Nmap Scripting Engine

The Nmap Scripting Engine (NSE) is one of Nmap's most powerful and flexible features, effectively turning Nmap into a vulnerability scanner. The NSE has almost 600 scripts, divided into categories and ranging from safer discovery scripts to more intrusive scripts such as brute force, exploitation, and denial of service. You can find the NSE scripts in the /usr/share/nmap/scripts directory in Kali Linux, or simply by searching for the wildcard *.nse with the locate command.
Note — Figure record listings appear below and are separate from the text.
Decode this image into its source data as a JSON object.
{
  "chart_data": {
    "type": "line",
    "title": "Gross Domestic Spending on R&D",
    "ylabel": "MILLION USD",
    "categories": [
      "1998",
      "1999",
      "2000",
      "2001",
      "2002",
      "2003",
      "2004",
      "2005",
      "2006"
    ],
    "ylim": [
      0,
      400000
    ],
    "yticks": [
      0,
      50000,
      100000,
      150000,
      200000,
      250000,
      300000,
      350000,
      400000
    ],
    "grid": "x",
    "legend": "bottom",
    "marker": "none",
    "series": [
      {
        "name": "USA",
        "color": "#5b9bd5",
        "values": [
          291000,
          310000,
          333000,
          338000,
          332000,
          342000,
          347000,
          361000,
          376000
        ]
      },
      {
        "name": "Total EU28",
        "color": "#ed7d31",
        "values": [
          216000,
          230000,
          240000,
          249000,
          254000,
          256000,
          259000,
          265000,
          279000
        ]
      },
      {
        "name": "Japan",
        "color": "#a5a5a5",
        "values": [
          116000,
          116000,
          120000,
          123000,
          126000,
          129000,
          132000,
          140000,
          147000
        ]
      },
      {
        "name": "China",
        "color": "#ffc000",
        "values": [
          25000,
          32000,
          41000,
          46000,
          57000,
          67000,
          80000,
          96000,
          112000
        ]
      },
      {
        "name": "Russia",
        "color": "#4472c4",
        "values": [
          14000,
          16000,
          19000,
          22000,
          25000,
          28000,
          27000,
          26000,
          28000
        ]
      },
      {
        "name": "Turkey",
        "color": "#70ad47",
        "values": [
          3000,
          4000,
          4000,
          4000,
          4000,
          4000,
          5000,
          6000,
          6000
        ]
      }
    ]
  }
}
The basic syntax for running the NSE scripts is as follows:

nmap --script <scriptname> <host ip>

The same applies to the db_nmap command, so let's use the NSE to try to find some HTTP/HTTPS vulnerabilities:

msf > db_nmap --open -sTV -Pn -p 80,443,8000,8080,8585 --script=http-vhosts,http-userdir-enum,http-apache-negotiation,http-backup-finder,http-config-backup,http-default-accounts,http-methods,http-method-tamper,http-passwd,http-robots.txt,ssl-poodle,ssl-heartbleed,http-webdav-scan,http-iis-webdav-vuln 192.168.216.10 
[*] Nmap: Starting Nmap 7.60 ( https://nmap.org ) at 2017-10-20 10:26 EDT
[*] Nmap: Nmap scan report for 192.168.216.10
[*] Nmap: Host is up (0.00068s latency).
[*] Nmap: Not shown: 3 closed ports
[*] Nmap: PORT STATE SERVICE VERSION
[*] Nmap: 8080/tcp open http Oracle GlassFish 4.0 (Servlet 3.1; JSP 2.3; Java 1.8)
[*] Nmap: | http-backup-finder:

...

[*] Nmap: |_127 names had status 200
[*] Nmap: Service detection performed. Please report any incorrect results at https://nmap.org/submit/ .
[*] Nmap: Nmap done: 1 IP address (1 host up) scanned in 293.24 seconds
msf >

Looking at the output, we can see some potentially risky HTTP methods, such as PUT, DELETE, and TRACE.